CHAPTER 1:
INTRODUCTION

A key challenge for all IT executive teams is to ensure that the organization avoids breaches of any criminal or civil law, as well as any statutory, regulatory or contractual obligations, and of any security requirements.

Control A.15.1.1 of ISO/IEC27001:2005 (the best-practice information security management standard) provides guidance that is relevant to the IT governance of every organization. It says that the organization should explicitly define and document the statutory, regulatory and contractual requirements for each of its information systems, and that this documentation should be kept up-to-date to reflect any relevant changes in the legal environment.

The specific controls and individual responsibilities to meet these requirements should be similarly documented and kept up-to-date, and should be linked to the list of all the data assets and processes in the organization, together with their ownership details.

The outline of relevant legislation in this Pocket Guide is not intended to be authoritative: the US legal system is a complex one that has evolved over hundreds of years.

Current legal advice must be taken from qualified, specialist legal counsel if an organization wants or needs to rely on any matter identified here.

Equally, it should be noted that this Pocket Guide deals with key current compliance issues for organizations based or operating in or supplying customers in the United States. Laws are likely to be different in other countries and, therefore, organizations who are based elsewhere should take specialist local advice. Organizations based in the United States with operations elsewhere in the world will need to deal with the US requirements as well as those of the foreign countries in which they operate and, again, specialist legal advice should be taken.

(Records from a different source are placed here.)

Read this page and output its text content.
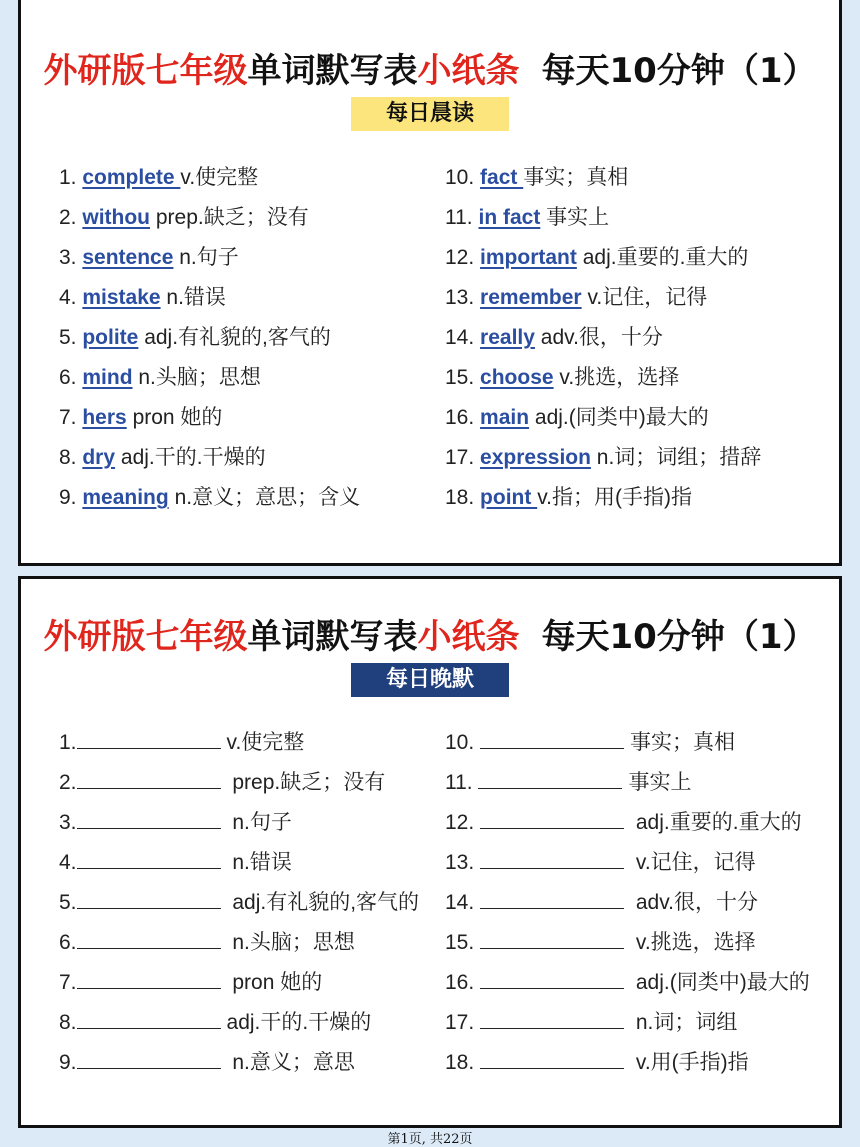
外研版七年级单词默写表小纸条 每天10分钟（1）
每日晨读
1. complete v.使完整
2. withou prep.缺乏；没有
3. sentence n.句子
4. mistake n.错误
5. polite adj.有礼貌的,客气的
6. mind n.头脑；思想
7. hers pron 她的
8. dry adj.干的.干燥的
9. meaning n.意义；意思；含义
10. fact 事实；真相
11. in fact 事实上
12. important adj.重要的.重大的
13. remember v.记住，记得
14. really adv.很，十分
15. choose v.挑选，选择
16. main adj.(同类中)最大的
17. expression n.词；词组；措辞
18. point v.指；用(手指)指
外研版七年级单词默写表小纸条 每天10分钟（1）
每日晚默
1.	v.使完整
2.	prep.缺乏；没有
3.	n.句子
4.	n.错误
5.	adj.有礼貌的,客气的
6.	n.头脑；思想
7.	pron 她的
8.	adj.干的.干燥的
9.	n.意义；意思
10.	事实；真相
11.	事实上
12.	adj.重要的.重大的
13.	v.记住，记得
14.	adv.很，十分
15.	v.挑选，选择
16.	adj.(同类中)最大的
17.	n.词；词组
18.	v.用(手指)指
第1页, 共22页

Web trading (even for US-domiciled corporations) could potentially take place in a multitude of countries and the law in this area is constantly changing and developing. Any organization that is trading across the web without limits on who may access its website should take specialist advice to ensure that contractual and trading terms are watertight and that issues of jurisdiction and which law (that of the country in which the server is based, or the organization is based, or the customer is based, or to which delivery is made) will apply to any transaction have been resolved, and to ensure that there is an appropriate acceptance and/or waiver of liability on the entrance to the website.

State-level privacy laws across the United States may have relevance to e-commerce businesses throughout the world.